Leaderboard K8S service 解析

K8S 工具类

pre-load

通过双检锁来避免重复 load K8S config，在每个 K8S 指令前都会执行一次。

class K8S:  # pragma: no cover
    load_lock = Lock()
    kube_config_loaded = False
    host_info: Optional[dict] = None
 
    @staticmethod
    def pre_load():
        if not K8S.kube_config_loaded:
            with K8S.load_lock:
                if not K8S.kube_config_loaded:
                    config.load_kube_config(KUBE_CONFIG_PATH)
                    K8S.kube_config_loaded = True

list_all_pods

暂时没再使用了。

@FlaskCache.cached(timeout=10)
def list_all_pods() -> list[V1Pod]:
    K8S.pre_load()
    v1 = client.CoreV1Api()
    try:
        return v1.list_namespaced_pod(K8S_NAMESPACE).items
    except Exception:
        LOG.exception("list_all_pods exception")
        return []

list_pods

使用场景：

K8S 后台任务，获得当前正在运行的 pods，进而对 job 对象的状态进行更新。
get-job-log API，通过 label 筛选对应的 pod，进而获得对应日志
get-sut-info API，获取任务拉起的服务的状态

def list_pods(filter_labels: list[str] = []) -> list[V1Pod]:
	"""
	filter_labels:List[str], eq. "contest.4pd.io/leaderboard-resource-type=sut"
	"""
    K8S.pre_load()
    v1 = client.CoreV1Api()
    try:
        return v1.list_namespaced_pod(K8S_NAMESPACE, label_selector=",".join(filter_labels)).items
    except Exception:
        LOG.exception(filter_labels)
        return []

list_pods_metrics

使用场景：get_job_metric_info API，获取任务拉起的服务的资源信息

25 年 1 月添加的接口，不清楚用于什么地方。

@staticmethod
def list_pods_metrics(filter_labels: list[str] = []) -> list[PodMetric]:
    K8S.pre_load()
    v1 = client.CustomObjectsApi()
    try:
        items = v1.list_namespaced_custom_object(
            "metrics.k8s.io", "v1beta1", K8S_NAMESPACE, "pods", label_selector=",".join(filter_labels)
        ).get("items", [])
        return list(map(lambda x: PodMetric.model_validate(x), items))
    except Exception:
        LOG.exception(filter_labels)
        return []

list_deployments

使用场景：K8S 后台任务，对于 14 天仍在运行的 deployments 进行清理。

def list_deployments(filter_labels: list[str] = []) -> list[V1Deployment]:
    K8S.pre_load()
    v1 = client.AppsV1Api()
    try:
        return v1.list_namespaced_deployment(K8S_NAMESPACE, label_selector=",".join(filter_labels)).items
    except Exception:
        LOG.exception(filter_labels)
        return []

list_jobs

使用场景：K8S 后台任务，对于 14 天仍在运行的 jobs 进行清理。

def list_jobs(filter_labels: list[str] = []) -> list[V1Job]:
	K8S.pre_load()
	v1 = client.BatchV1Api()
	try:
		return v1.list_namespaced_job(K8S_NAMESPACE, label_selector=",".join(filter_labels)).items
	except Exception:
		LOG.exception(filter_labels)
		return []

list_services

使用场景：K8S 后台任务，对于 14 天仍在运行的 services 进行清理。

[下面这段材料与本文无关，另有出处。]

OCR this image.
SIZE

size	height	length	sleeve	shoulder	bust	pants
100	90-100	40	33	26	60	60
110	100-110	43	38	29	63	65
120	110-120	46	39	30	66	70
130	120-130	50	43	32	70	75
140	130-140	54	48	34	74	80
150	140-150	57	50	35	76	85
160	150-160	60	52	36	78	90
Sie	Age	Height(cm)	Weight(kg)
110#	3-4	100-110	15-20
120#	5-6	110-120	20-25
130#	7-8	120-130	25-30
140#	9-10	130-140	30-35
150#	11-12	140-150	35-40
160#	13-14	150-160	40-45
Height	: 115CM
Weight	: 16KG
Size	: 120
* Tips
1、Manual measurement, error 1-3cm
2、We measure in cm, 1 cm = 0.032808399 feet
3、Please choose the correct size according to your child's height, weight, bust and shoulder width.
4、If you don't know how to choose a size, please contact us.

def list_services(filter_labels: list[str] = []) -> list[V1Service]:
    K8S.pre_load()
    v1 = client.CoreV1Api()
    try:
        return v1.list_namespaced_service(K8S_NAMESPACE, label_selector=",".join(filter_labels)).items
    except Exception:
        LOG.exception(filter_labels)
        return []

delete_pod

使用场景：无。

def delete_pod(name: str, force: bool = False):
    K8S.pre_load()
    v1 = client.CoreV1Api()
    try:
        return v1.delete_namespaced_pod(name, K8S_NAMESPACE, grace_period_seconds=0 if force else None)
    except Exception:
        LOG.exception(name)
        return None

delete_deployment

使用场景：K8S 后台任务，对于 14 天仍在运行的 deployments 进行清理。

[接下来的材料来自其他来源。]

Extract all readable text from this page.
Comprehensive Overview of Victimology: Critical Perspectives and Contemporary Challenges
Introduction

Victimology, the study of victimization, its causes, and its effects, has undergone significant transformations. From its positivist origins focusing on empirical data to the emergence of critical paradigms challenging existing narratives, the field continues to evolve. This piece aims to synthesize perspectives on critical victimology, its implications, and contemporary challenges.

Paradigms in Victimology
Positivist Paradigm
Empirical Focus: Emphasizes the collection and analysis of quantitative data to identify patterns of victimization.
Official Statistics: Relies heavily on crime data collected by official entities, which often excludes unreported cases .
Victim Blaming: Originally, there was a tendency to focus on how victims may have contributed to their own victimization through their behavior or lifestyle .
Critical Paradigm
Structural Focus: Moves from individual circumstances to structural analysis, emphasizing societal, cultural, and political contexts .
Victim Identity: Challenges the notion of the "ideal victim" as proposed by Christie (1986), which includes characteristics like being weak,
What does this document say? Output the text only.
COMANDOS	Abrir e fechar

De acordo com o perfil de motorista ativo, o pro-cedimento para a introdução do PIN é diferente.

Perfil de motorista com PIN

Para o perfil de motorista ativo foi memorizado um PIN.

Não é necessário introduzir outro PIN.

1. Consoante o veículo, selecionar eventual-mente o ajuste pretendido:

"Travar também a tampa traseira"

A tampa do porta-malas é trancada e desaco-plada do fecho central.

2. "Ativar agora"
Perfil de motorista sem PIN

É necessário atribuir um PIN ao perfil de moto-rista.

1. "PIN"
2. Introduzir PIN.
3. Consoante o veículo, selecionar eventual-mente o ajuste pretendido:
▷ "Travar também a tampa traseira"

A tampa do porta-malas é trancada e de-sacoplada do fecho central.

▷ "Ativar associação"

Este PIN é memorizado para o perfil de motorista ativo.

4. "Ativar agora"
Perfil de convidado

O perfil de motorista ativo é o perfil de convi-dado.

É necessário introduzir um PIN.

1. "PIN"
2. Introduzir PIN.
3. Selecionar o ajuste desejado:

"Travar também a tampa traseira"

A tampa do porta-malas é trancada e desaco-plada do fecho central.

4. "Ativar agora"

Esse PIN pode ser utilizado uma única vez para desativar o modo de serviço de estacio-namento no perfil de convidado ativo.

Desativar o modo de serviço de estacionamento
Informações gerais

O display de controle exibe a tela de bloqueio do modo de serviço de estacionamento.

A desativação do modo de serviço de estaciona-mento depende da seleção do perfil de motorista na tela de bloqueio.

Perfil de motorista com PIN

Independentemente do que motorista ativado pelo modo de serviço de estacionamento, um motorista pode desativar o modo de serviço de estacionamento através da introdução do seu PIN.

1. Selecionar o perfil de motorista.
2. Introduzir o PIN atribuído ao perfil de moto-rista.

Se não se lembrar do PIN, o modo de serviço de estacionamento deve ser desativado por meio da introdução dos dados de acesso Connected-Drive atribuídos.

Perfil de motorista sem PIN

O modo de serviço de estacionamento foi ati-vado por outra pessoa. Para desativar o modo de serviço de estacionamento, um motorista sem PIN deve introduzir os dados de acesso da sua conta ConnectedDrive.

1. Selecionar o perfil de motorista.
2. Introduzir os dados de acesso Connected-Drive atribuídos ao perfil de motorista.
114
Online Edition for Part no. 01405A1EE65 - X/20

def delete_deployment(name: str, force: bool = False):
    K8S.pre_load()
    v1 = client.AppsV1Api()
    try:
        return v1.delete_namespaced_deployment(name, K8S_NAMESPACE, grace_period_seconds=0 if force else None)
    except Exception:
        LOG.exception(name)
        return None

delete_job

使用场景：K8S 后台任务，对于 14 天仍在运行的 job 进行清理。

def delete_job(name: str, force: bool = False):
    K8S.pre_load()
    v1 = client.BatchV1Api()
    try:
        return v1.delete_namespaced_job(
            name,
            K8S_NAMESPACE,
            grace_period_seconds=0 if force else None,
            propagation_policy="Background",
        )
    except Exception:
        LOG.exception(name)
        return None

delete_service

使用场景：K8S 后台任务，对于 14 天仍在运行的 service 进行清理。

def delete_service(name: str, force: bool = False):
    K8S.pre_load()
    v1 = client.CoreV1Api()
    try:
        return v1.delete_namespaced_service(name, K8S_NAMESPACE, grace_period_seconds=0 if force else None)
    except Exception:
        LOG.exception(name)
        return None

get_pod_log

使用场景：submit 运行后的打包 + 临时日志查看 API。

此处配置了 tail_lines 和 previous，来保障日志内容不过分多、重启前日志保留。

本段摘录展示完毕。